There is, of course, a hierarchy and pecking order among professionals in the healing arts and sciences, a hallmark of status and achievements that runs in tandem with compassion and efficacy. As I was coming up in the ranks, this was revealed to me in a poignant and true story told to me by a senior psychologist with whom I worked at a facility in New York in the 1970’s. His name was Morris Cohen; he was a Ph.D. psychologist.

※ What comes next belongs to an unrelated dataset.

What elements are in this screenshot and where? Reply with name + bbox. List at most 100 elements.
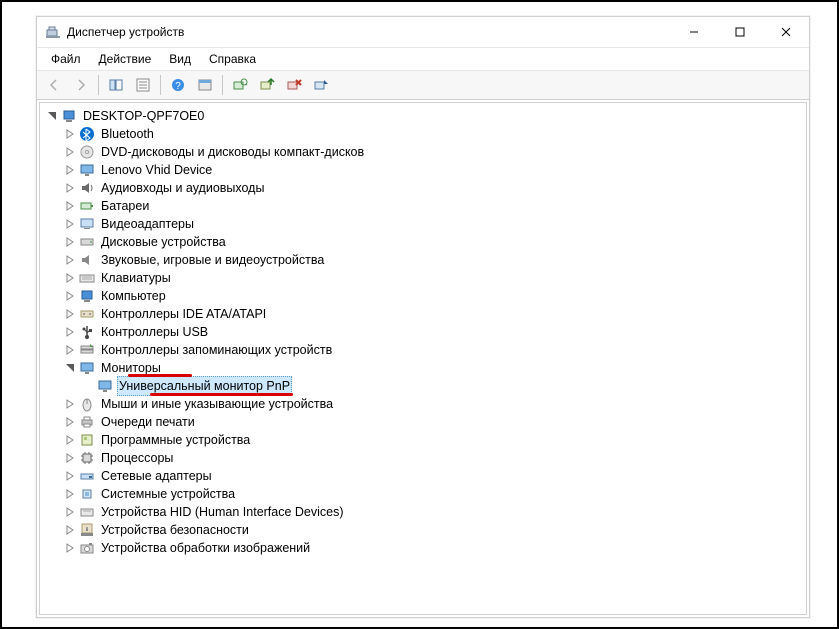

“Morrie” told the story of his wife having their first baby. In those days, women commonly spent several days in the hospital upon giving birth, even when things went well. Such stays were considered ordinary. He called the hospital where his wife had given birth to speak to her. When he identified himself as Dr. Cohen, the nurse stammered and apologized that Mrs. Cohen was in a semi-private room with no phone (land lines at the time, remember?). When he arrived at the hospital several hours later to visit his wife, he found that she had been moved into a private single room with a bedside telephone. After profusely apologizing for the “mishap,” the nurse asked him about his medical specialty and his affiliated hospital privileges.

“I’m a psychologist,” Dr. Cohen explained. The nurse quietly nodded. When Morrie called later that night, he was told that his wife had been moved back into a semi-private room with no phone. Apparently, psychologists are not considered by some to be real doctors!

The story stuck with me for decades because it is true, funny, humbling, and full of potential ramifications in the way we hold people in certain esteem and expectations.

Regardless of the alphabet surrounding the name or the diplomas and certificates in the office, a real doctor knows how to really listen. And if our patients think that we hear them, then they are more likely to reveal themselves and to listen to us.